Pantai Eksotis Desa Namu, Pasir Putih dan Birunya Pantai Manjakan Mata Wisatawan

waktu baca 4 menit
Kamis, 30 Jan 2025 08:54 0 935 redaksi

Konsel, Britakita.net

Sabtu pagi 18 Januari 2025 Mentari baru saja beranjak dari ufuk timur, menyinari permukaan laut yang tenang di Desa Wisata Namu. Ombak kecil menjilati pasir putih, menyapu jejak-jejak kaki wisatawan yang berjalan di atas pasir timbul sebuah fenomena alam yang membuat desa kecil di Kecamatan Laonti, Konawe Selatan, Sulawesi Tenggara ini semakin dikenal. Sejak beberapa tahun terakhir, Namu menjadi magnet baru bagi pelancong yang mencari ketenangan di tengah lanskap eksotis.

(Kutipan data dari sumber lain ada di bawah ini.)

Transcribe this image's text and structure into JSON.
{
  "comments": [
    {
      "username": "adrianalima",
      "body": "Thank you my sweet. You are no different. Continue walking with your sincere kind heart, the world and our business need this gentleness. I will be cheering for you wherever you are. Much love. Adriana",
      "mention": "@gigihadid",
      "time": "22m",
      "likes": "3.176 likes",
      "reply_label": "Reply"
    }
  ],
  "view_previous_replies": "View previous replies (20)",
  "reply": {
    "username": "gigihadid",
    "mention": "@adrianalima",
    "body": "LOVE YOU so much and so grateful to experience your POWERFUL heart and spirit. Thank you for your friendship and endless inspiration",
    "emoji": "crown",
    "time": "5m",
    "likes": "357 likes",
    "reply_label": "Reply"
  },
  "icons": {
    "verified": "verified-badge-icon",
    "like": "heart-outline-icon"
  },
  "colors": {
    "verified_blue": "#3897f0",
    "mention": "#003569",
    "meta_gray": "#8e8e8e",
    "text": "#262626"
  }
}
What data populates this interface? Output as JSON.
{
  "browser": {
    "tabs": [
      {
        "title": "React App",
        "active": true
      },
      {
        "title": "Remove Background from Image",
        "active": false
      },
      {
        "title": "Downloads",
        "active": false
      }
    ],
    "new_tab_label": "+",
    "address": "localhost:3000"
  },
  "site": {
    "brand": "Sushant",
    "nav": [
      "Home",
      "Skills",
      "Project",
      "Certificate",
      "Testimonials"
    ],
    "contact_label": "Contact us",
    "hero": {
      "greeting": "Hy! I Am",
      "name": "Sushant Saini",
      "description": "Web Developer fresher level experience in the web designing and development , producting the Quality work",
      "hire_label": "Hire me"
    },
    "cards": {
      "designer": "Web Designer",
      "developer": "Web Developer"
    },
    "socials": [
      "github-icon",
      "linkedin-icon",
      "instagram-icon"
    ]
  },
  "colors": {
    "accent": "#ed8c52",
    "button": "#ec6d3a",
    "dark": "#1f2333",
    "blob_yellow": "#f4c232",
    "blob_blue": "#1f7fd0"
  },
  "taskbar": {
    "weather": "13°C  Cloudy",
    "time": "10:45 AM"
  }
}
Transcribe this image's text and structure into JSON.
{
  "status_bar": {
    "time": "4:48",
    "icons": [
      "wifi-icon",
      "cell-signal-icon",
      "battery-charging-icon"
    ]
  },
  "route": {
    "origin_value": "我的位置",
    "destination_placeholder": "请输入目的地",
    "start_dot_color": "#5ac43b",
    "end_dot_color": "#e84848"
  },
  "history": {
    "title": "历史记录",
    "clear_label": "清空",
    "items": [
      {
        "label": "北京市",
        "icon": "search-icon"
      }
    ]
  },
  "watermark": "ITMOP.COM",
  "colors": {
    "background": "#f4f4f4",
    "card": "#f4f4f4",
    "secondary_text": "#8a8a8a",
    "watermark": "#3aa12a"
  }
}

Dari kejauhan, perahu nelayan terlihat melintas perlahan, membawa hasil tangkapan segar dari laut. Beberapa wisatawan duduk di tepi pantai, menikmati semilir angin yang membawa aroma laut, sementara yang lain sibuk mengabadikan pemandangan dengan kamera mereka. Suasana pagi yang syahdu, berpadu dengan riuh canda pengunjung yang terpukau oleh keindahan Namu.

Desa Wisata Namu tidak hanya mengandalkan kecantikan alamnya. Pemerintah setempat dan masyarakat bahu-membahu menata kawasan ini agar semakin nyaman bagi wisatawan. Di sepanjang bibir pantai, taman-taman kecil dibangun, mempercantik lanskap alami yang sudah memesona.

Pantai Eksotis Desa Namu, Pasir Putih dan Birunya Pantai Manjakan Mata Wisatawan

Namun, perjalanan menuju surga tersembunyi ini bukan tanpa tantangan. Dari Kota Kendari, pengunjung harus menempuh perjalanan darat sekitar 100 kilometer. Waktu tempuh berkisar 2 jam jika menggunakan sepeda motor, dan sekitar 2,5 jam dengan mobil. Jalur yang dilalui cukup menantang—jalanan berkelok, melewati hutan dan perbukitan yang menawarkan pemandangan hijau yang menyegarkan mata.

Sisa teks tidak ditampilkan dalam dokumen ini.